Resenha: A Redoma de Vidro, de Sylvia Plath
Existem livros que entram na nossa vida e ficam
na nossa lista de “próximas leituras” por muito tempo, até surgir a
oportunidade perfeita. “A Redoma de Vidro” foi um desses livros. Ouvi falar
através de amigas - que inclusive o têm como livros que mudaram a vida delas -
e sempre quis lê-lo. O grande dia chegou, quando foi escolhido como livro do
mês do clube de leitura Feito por Elas. Li-o, apreciei muito a prosa única de
Sylvia Plath, e terminei-o num dia sugestivo: no segundo aniversário de minha
tentativa de suicídio.
Conhecemos Esther Greenwood quando ela está
fazendo um estágio numa revista em Nova York. Nesta primeira metade do livro,
suas interações com as outras meninas que moram no mesmo hotel que ela são o
ponto alto da narrativa. É pelos olhos de Esther que conhecemos Doreen, Betsy,
Hilda e outras que são só citadas. Mesmo em um meio glamouroso e excitante,
Esther já demonstra certa apatia, bastante presente, por exemplo, em sua birra
com filmes em Technicolor, que eram a grande atração dos cinemas nos anos 1950,
época em que se passa essa primeira parte da história.
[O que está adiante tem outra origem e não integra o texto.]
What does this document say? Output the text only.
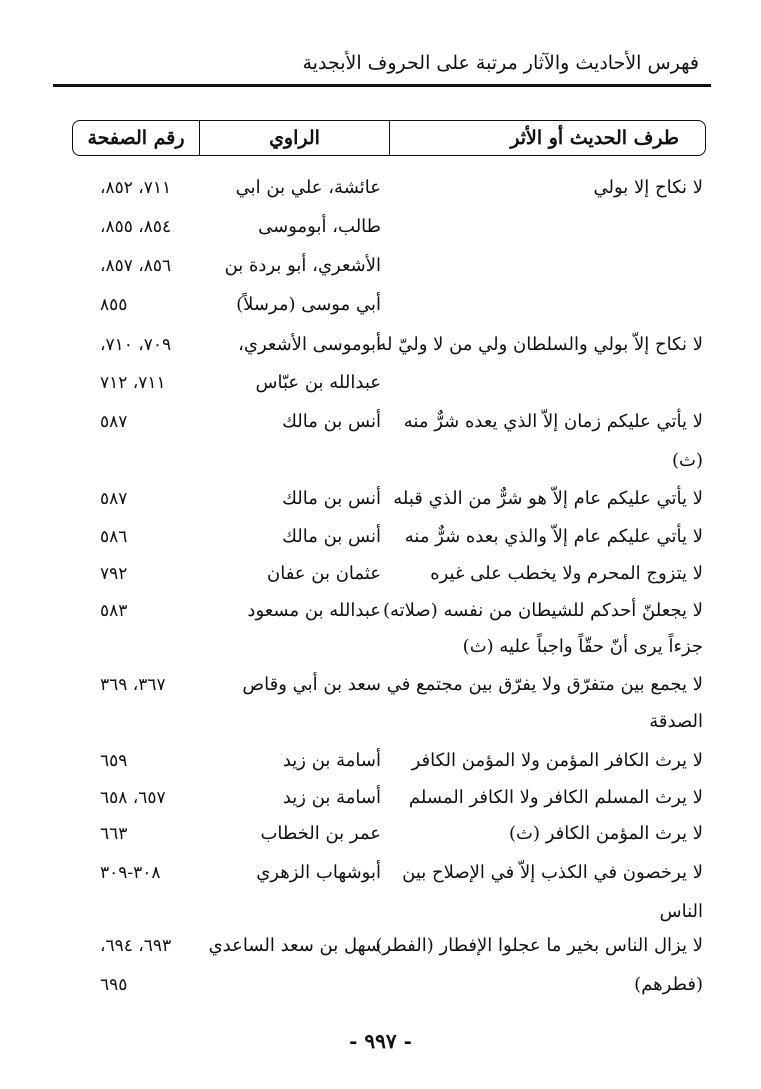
فهرس الأحاديث والآثار مرتبة على الحروف الأبجدية
طرف الحديث أو الأثر
الراوي
رقم الصفحة
لا نكاح إلا بولي
عائشة، علي بن ابي
٧١١، ٨٥٢،
طالب، أبوموسى
٨٥٤، ٨٥٥،
الأشعري، أبو بردة بن
٨٥٦، ٨٥٧،
أبي موسى (مرسلاً)
٨٥٥
لا نكاح إلاّ بولي والسلطان ولي من لا وليّ له
أبوموسى الأشعري،
٧٠٩، ٧١٠،
عبدالله بن عبّاس
٧١١، ٧١٢
لا يأتي عليكم زمان إلاّ الذي يعده شرٌّ منه
أنس بن مالك
٥٨٧
(ث)
لا يأتي عليكم عام إلاّ هو شرٌّ من الذي قبله
أنس بن مالك
٥٨٧
لا يأتي عليكم عام إلاّ والذي بعده شرٌّ منه
أنس بن مالك
٥٨٦
لا يتزوج المحرم ولا يخطب على غيره
عثمان بن عفان
٧٩٢
لا يجعلنّ أحدكم للشيطان من نفسه (صلاته)
عبدالله بن مسعود
٥٨٣
جزءاً يرى أنّ حقّاً واجباً عليه (ث)
لا يجمع بين متفرّق ولا يفرّق بين مجتمع في
سعد بن أبي وقاص
٣٦٧، ٣٦٩
الصدقة
لا يرث الكافر المؤمن ولا المؤمن الكافر
أسامة بن زيد
٦٥٩
لا يرث المسلم الكافر ولا الكافر المسلم
أسامة بن زيد
٦٥٧، ٦٥٨
لا يرث المؤمن الكافر (ث)
عمر بن الخطاب
٦٦٣
لا يرخصون في الكذب إلاّ في الإصلاح بين
أبوشهاب الزهري
٣٠٨-٣٠٩
الناس
لا يزال الناس بخير ما عجلوا الإفطار (الفطر)
سهل بن سعد الساعدي
٦٩٣، ٦٩٤،
(فطرهم)
٦٩٥
- ٩٩٧ -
Este é um livro sobre depressão, escrito por uma
mulher que teve depressão, e que acaba de ser lido por mim, uma mulher que luta
contra depressão há mais de dez anos. O círculo depressivo em que Esther cai
depois de voltar à sua cidade natal é bem familiar: ela não consegue mais
dormir, comer nem ler, não toma banho porque lhe parece uma coisa estúpida, se
sente assustada, sem ar e sem saída. É a descrição perfeita do processo
depressivo - um termo que talvez não exista no mundo médico, mas que aqui cabe
perfeitamente. É uma espécie de morte em vida: essa definição não é posta em
palavras no livro, mas fica óbvia.
A mãe de Esther fala num determinado momento,
depois da primeira sessão de eletrochoque, que ficara feliz porque Esther não é
como as outras pessoas da clínica: ela havia resolvido “voltar a ficar bem”.
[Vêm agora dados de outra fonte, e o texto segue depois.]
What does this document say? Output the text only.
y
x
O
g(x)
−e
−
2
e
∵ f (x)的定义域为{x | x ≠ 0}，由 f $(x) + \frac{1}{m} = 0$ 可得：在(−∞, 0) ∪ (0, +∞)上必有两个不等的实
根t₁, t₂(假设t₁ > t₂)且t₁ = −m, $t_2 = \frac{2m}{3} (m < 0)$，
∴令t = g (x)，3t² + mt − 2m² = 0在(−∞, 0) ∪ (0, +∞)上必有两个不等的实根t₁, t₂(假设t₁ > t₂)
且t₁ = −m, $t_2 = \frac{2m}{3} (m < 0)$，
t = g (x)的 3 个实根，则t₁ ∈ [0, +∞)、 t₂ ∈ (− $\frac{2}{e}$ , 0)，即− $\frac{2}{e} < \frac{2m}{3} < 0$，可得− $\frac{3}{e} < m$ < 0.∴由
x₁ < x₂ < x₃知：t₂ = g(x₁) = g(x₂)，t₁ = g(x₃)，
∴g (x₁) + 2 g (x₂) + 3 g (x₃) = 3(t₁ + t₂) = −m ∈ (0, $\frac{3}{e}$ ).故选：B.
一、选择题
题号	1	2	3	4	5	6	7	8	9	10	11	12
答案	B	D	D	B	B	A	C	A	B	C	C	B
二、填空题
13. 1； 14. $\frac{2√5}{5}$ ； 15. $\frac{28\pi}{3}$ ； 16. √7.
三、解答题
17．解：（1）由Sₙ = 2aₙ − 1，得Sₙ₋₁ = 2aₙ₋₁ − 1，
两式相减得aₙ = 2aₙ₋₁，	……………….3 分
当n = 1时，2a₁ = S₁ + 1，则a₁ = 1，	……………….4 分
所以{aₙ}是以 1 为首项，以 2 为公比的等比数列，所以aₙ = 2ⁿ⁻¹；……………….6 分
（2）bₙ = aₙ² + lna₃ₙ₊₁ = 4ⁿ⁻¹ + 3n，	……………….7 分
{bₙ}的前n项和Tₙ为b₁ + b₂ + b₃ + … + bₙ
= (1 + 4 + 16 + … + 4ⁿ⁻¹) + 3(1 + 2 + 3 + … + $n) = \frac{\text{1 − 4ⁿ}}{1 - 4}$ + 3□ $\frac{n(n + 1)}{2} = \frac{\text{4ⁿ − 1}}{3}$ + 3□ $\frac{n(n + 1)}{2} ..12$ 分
Ela também diz que a única maneira de Esther melhorar era passar tempo com
pessoas que estivessem piores que ela, pois o caso dela era de quem “passava
muito tempo pensando sobre si mesma”. Ignorância sobre doenças mentais ainda
existe, infelizmente, mas já foi bem mais comum, como a construção desta
personagem mãe nos mostra.
Lendo “A Redoma de Vidro” ficamos felizes em ver
como a medicina psiquiátrica evoluiu nos últimos 50 anos. Sem descrições
exageradas, apenas com as palavras certeiras, Sylvia Plath nos apresenta a
técnicas como a lobotomia, o eletrochoque e a bizarrice das injeções de
insulina em pacientes internados nas clínicas psiquiátricas. Embora existam
pessoas advogando pela volta de alguns destes tratamentos, é reconfortante pensar
que eles ficaram no passado, mas ao mesmo tempo é triste pensar em quantas
pessoas eles vitimaram.
É muito interessante quando a autora diz que as
garotas que estudavam, fofocavam e jogavam bridge nos dormitórios da faculdade
também viviam sob uma espécie de redoma de vidro. Experimentando uma liberdade
inédita, mas sendo preparadas para a vida doméstica: aqui vale a crítica de que
a socialização feminina, voltada para um futuro cujas certezas são a
maternidade e a vida de dona de casa, é algo que também enlouquece. Por isso
podemos afirmar que “A Redoma de Vidro” é um marco na literatura feminista.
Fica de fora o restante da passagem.